What used to be Middle Class is now the Working Class. Aspirational, family orientated and self-reliant, this is now the biggest class (as the survey demonstrates). The class is made up of people from genuine working class backgrounds (like myself), lower middle, middle and upper middle class. The one thing they have in common is that they all work and work predominantly in the private sector. Essentially, the new Working Class are the tax cows for the nation. Their lot in life is to provide the revenue that feeds the other classes. They are the most numerous class and the class upon which the very existence of the nation depends - and yet, oddly enough, they are the class least likely to feel represented by mainstream political parties.
Instead of a lower class made up of working people (working class) we now have the Under Class. A better term would probably be "Welfare Class" as there has always been an underclass, but this used to refer to people who were, essentially, criminal. They were an "under" class because they operated beneath the strata of British society. The new Under Class or Welfare Class consists of people for whom welfare and dependency has become a way of life. They have little aspiration, no motivation and no desire to change. They are most likely to proclaim that they are "working class and proud of it" even if they've never done a days work in their lives.
They prefer to abrogate themselves of responsibility and leave it to the state. They all have and are aware of their "rights" without acknowledgment of their responsibilities. The right to a home (but not the responsibility to maintain it), the right to justice and legal recourse (but not the responsibility to abide by the law), the right to drive a car (but not the responsibility to maintain or insure it), the right to material goods (but not the responsibility to earn them) and so on.

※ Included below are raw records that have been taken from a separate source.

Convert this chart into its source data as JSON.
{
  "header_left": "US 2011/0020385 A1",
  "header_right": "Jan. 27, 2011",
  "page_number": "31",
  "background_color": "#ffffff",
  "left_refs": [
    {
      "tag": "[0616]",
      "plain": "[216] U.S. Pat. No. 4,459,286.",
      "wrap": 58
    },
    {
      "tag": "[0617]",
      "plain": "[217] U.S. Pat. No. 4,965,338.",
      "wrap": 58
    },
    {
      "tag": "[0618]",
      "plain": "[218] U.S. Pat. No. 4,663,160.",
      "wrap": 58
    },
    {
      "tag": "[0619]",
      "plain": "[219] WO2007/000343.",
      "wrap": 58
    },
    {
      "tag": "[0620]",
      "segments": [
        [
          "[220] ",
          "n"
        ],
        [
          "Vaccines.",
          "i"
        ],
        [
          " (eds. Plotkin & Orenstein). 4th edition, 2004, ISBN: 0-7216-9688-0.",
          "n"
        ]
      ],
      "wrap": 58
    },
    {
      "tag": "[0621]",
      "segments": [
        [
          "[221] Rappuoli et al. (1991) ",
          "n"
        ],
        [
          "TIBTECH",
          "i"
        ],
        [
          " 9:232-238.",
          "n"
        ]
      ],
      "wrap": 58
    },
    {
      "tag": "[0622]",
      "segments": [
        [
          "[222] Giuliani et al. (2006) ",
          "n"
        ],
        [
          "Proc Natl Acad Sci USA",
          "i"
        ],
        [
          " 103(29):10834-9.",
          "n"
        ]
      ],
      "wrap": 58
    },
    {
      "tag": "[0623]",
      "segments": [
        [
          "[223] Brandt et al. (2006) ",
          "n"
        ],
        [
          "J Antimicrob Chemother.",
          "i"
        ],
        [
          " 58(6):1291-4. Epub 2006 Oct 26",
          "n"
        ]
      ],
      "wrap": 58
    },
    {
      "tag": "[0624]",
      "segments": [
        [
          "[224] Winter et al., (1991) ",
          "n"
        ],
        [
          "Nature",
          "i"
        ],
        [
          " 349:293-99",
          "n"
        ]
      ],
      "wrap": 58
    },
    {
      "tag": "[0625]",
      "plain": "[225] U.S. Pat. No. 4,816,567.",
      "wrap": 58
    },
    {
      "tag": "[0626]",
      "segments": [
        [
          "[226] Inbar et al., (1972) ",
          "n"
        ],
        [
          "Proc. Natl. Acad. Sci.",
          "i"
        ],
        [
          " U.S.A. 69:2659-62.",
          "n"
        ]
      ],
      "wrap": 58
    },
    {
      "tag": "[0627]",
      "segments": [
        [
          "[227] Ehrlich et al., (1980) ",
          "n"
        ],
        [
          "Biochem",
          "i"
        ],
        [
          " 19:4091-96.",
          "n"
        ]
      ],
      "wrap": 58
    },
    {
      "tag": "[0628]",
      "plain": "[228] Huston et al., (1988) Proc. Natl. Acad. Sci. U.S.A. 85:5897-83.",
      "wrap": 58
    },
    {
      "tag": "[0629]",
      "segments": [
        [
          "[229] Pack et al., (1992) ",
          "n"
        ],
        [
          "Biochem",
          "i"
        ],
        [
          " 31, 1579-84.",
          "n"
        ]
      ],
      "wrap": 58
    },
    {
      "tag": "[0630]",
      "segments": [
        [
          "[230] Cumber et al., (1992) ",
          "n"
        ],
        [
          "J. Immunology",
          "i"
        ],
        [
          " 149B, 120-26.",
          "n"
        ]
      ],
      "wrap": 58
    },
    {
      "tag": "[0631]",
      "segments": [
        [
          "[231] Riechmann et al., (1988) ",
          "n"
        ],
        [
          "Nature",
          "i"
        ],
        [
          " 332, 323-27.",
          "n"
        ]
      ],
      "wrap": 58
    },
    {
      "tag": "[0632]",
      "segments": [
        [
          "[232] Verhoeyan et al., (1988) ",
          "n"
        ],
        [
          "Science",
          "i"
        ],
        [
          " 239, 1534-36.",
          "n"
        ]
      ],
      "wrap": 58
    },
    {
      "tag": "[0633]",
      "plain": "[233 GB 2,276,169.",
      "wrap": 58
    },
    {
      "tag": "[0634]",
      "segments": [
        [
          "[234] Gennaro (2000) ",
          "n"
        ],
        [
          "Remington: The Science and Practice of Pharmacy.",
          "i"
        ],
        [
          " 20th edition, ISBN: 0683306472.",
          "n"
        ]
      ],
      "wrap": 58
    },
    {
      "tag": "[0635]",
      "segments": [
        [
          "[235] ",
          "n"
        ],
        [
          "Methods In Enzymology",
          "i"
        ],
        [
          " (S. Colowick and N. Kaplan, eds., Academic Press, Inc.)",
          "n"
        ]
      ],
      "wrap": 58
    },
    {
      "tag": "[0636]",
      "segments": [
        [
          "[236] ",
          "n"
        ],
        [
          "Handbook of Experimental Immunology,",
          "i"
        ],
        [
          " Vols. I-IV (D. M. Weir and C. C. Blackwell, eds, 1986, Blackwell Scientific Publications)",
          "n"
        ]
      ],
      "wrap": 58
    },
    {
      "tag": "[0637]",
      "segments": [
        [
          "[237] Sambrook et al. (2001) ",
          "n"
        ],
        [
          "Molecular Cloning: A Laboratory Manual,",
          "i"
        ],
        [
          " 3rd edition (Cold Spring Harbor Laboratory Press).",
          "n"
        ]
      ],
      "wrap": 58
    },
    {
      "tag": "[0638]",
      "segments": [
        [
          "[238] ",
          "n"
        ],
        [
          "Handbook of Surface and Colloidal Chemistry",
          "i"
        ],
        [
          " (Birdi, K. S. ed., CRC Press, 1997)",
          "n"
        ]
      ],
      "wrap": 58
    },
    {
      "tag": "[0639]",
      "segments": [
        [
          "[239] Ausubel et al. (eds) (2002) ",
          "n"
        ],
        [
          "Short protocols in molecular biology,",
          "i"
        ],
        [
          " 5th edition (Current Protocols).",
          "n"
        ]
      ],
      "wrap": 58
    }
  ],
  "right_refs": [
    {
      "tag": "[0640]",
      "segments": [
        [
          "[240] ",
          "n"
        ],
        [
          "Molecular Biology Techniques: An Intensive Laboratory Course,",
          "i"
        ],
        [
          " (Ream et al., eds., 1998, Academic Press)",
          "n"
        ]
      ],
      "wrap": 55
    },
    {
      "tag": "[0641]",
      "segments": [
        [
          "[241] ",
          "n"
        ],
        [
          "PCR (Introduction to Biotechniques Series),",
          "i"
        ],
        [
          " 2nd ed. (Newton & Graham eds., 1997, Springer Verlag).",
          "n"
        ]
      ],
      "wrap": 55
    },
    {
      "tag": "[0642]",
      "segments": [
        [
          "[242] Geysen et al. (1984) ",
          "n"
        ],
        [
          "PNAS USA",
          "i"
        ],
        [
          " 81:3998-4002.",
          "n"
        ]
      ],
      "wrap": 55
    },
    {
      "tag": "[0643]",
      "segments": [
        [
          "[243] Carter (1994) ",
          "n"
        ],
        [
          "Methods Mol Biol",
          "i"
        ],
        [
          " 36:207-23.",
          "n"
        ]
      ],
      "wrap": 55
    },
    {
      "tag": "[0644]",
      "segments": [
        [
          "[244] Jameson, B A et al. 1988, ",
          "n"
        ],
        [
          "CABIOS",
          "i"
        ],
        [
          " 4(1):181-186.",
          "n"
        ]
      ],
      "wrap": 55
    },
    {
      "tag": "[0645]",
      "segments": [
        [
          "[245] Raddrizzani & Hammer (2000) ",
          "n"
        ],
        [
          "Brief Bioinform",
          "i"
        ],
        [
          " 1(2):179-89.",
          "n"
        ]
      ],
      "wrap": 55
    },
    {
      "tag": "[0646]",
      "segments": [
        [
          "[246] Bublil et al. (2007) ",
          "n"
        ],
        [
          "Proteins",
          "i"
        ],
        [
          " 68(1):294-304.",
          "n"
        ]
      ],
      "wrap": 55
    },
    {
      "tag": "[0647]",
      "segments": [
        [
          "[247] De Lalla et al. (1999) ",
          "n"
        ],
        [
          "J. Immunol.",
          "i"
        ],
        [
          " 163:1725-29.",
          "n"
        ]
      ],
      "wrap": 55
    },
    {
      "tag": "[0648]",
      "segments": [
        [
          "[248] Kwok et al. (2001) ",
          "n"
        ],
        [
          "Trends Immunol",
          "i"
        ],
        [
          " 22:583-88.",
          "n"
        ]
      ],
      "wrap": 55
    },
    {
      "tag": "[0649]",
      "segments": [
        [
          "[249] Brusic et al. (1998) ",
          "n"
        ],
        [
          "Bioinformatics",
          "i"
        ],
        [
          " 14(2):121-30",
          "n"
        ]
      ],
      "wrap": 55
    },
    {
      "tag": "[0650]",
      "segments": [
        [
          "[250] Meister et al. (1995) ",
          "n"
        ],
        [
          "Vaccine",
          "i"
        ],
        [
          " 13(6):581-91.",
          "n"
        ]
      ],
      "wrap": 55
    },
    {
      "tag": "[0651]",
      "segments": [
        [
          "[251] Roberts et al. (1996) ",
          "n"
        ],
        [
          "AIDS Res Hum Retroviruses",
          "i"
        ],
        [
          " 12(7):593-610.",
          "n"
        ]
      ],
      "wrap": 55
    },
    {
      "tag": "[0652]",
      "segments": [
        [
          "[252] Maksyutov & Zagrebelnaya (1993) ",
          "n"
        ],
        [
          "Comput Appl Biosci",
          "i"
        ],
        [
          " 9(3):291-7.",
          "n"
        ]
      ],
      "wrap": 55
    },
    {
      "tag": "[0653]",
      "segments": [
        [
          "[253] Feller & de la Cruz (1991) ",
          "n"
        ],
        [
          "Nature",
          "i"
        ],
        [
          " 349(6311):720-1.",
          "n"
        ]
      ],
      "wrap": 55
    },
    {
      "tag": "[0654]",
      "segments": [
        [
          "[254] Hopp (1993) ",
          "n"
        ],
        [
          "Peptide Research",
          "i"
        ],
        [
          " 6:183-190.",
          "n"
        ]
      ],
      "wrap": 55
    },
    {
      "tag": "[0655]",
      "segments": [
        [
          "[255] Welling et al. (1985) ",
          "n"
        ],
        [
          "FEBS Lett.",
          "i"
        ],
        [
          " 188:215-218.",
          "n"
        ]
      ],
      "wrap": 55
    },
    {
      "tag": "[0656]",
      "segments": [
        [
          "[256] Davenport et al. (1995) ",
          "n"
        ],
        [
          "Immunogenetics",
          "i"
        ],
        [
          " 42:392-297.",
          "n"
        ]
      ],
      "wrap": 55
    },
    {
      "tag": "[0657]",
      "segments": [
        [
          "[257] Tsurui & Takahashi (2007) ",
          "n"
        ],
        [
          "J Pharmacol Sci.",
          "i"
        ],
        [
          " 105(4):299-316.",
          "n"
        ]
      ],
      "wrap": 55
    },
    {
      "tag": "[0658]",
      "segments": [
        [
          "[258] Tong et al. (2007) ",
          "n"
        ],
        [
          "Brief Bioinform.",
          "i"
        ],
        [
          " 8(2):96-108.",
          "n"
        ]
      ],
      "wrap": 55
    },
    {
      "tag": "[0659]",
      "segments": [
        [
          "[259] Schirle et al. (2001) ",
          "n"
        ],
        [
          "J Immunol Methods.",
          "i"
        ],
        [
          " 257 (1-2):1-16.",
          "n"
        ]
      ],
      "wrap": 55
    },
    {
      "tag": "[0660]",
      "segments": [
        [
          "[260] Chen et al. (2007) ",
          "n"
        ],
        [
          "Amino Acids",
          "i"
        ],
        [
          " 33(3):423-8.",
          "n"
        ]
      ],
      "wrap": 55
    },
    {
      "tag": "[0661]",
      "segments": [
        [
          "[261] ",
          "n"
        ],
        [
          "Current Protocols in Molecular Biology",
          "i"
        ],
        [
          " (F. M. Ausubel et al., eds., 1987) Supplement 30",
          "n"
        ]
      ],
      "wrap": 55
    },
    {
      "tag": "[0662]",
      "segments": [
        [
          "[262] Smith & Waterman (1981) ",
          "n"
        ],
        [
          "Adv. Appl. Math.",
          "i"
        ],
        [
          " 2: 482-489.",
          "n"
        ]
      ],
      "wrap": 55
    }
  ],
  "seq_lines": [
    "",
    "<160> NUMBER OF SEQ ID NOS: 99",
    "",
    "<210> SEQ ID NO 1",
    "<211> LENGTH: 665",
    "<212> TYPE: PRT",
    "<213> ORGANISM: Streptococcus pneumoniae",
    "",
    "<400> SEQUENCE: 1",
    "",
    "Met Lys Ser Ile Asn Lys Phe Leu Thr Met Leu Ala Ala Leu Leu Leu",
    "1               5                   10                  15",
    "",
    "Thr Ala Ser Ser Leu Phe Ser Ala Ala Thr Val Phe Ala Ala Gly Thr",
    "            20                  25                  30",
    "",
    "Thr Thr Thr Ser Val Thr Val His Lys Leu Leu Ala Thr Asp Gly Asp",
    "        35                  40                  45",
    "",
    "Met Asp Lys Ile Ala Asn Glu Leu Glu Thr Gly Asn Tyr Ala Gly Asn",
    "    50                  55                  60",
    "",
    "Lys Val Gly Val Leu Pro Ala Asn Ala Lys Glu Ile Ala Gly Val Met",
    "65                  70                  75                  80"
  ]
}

Finally, we have the ruling class. The obvious members of this class are the professional politicians, but they are far from being the only members. The ruling class are the opinion formers, indoctrinators and social engineers in the media, schools, universities and local authorities. They are also - and this is the group least likely to recognise their class - the people whose livelihood depends on the maintenance of a welfarist society. It is made up of rich, poor, ignorant, educated, blue-collar and white-collar people. What they all have in common is that they all have influence in some form over how we are governed - directly or indirectly, deliberately or accidentally, knowingly or unknowingly.
This is the reality today. Not a classless society, but a whole new class structure which is based on one principle. The constant squeezing and milking of the New Working Class of "Middle England" to sustain the new Welfare and Ruling classes created by the welfare state and socialism. There is less social mobility now than there has ever been, there is less community spirit than there has ever been and there is less social cohesion than there has ever been.
The old class system was far from perfect, but it was slowly changing and changing for the better. Had it been allowed to continue at it's own pace then it would, eventually, become so dissipated and diluted that it no longer existed. By forcing the pace of change the social scientists, liberal progressives and radicals have created a whole new class system which is going to be even harder to dislodge.